The falls across global stock markets may well present a buying opportunity, but the CIO said he was prepared to wait. “We are happy where we are, but we’re thinking about the next stage when the repricing is done. We’ll keep a close eye on whether it’s going to be one month, three months, or six months.”
Regarding AP1’s existing UK assets, the fund has exposure to the UK real estate market through some commercial properties. Again, though, it’s a ‘wait and see’ approach.
“We’re not doing anything with these except analyzing,” Angberg said. “We don’t have anything that’s overly sensitive to markets; our real estate has good occupancy rates, for example.”
Markets have been dominated by little more than noise since the result of the referendum became clear. UK Prime Minister David Cameron announced his resignation; European leaders held an emergency meeting over the weekend; the country’s politicians are jockeying for position amid the turmoil. Until credit rating agencies Fitch and Standard & Poor’s cut the UK’s AAA rating Monday night, there had been desperately little information for investors to work with.
“It’s not difficult to make the case that the UK will suffer political and financial instability for some time,” said Stefan Dunatov, CIO of the UK’s Coal Pension. “It’s very easy to believe that we’ll have not just a technical recession but something an order of magnitude worse.”
Changes of any substance for long-term investors would be “slow but significant,” Dunatov added, with nobody yet knowing what the end point will be.
“What do you do in a prolonged period of volatility? It’s not clear what the right thing to do is. It’s too early to tell, but the impact will certainly not be positive,” Dunatov concluded.
In a statement released on Friday, Dutch pension giant APG seemed less relaxed about the vote. It did not wish to “speculate on such an uncertain outcome” and “prepared operationally as best as we could,” but accepted that pension funds were “not immune” to financial markets’ violent reaction.
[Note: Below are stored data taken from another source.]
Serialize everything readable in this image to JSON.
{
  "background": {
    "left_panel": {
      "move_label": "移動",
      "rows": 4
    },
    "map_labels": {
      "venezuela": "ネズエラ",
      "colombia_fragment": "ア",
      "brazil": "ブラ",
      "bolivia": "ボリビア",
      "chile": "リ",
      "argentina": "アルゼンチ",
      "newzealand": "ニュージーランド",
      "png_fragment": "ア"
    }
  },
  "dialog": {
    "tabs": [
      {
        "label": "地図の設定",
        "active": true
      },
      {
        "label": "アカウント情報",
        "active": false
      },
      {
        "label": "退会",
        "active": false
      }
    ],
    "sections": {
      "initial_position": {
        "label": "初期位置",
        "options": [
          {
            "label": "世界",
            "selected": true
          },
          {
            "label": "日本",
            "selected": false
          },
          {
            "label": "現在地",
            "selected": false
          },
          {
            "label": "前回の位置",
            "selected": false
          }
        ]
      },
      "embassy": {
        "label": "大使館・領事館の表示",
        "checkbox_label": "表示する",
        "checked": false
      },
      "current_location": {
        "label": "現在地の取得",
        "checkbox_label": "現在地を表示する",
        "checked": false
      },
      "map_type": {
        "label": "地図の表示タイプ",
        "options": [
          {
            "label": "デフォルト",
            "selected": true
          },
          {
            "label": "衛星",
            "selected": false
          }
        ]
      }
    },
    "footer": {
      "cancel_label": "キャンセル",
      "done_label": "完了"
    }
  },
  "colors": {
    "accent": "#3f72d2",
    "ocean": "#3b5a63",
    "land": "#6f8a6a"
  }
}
“Pension funds as long-term investors benefit from a stable economy,” APG said. “The result of this referendum, however, has increased uncertainty and instability, just when the European economy was showing signs of improvement. That is a development that unfortunately not only in the short term but also in the long term could prove to be negative for pension funds.”
Denmark’s PFA released a similar statement but expressed a hope that Europe would “avoid a financial downturn like the one we saw during the financial crisis in 2008.”
“Therefore, the odds are good that in future there will be some developments in the investment markets that will compensate for the present losses,” PFA continued. “It is impossible to predict future events, but Europe as well as the rest of the world has an interest in minimizing the effects of Great Britain leaving the EU as much as possible.”
With sterling hitting a 31-year low, 10-year gilt yields falling below 1% for the first time in history, and the FTSE 100 down 5.6% from its June 23 close, market participants don’t seem so confident. Europe may have a few more working holidays to come.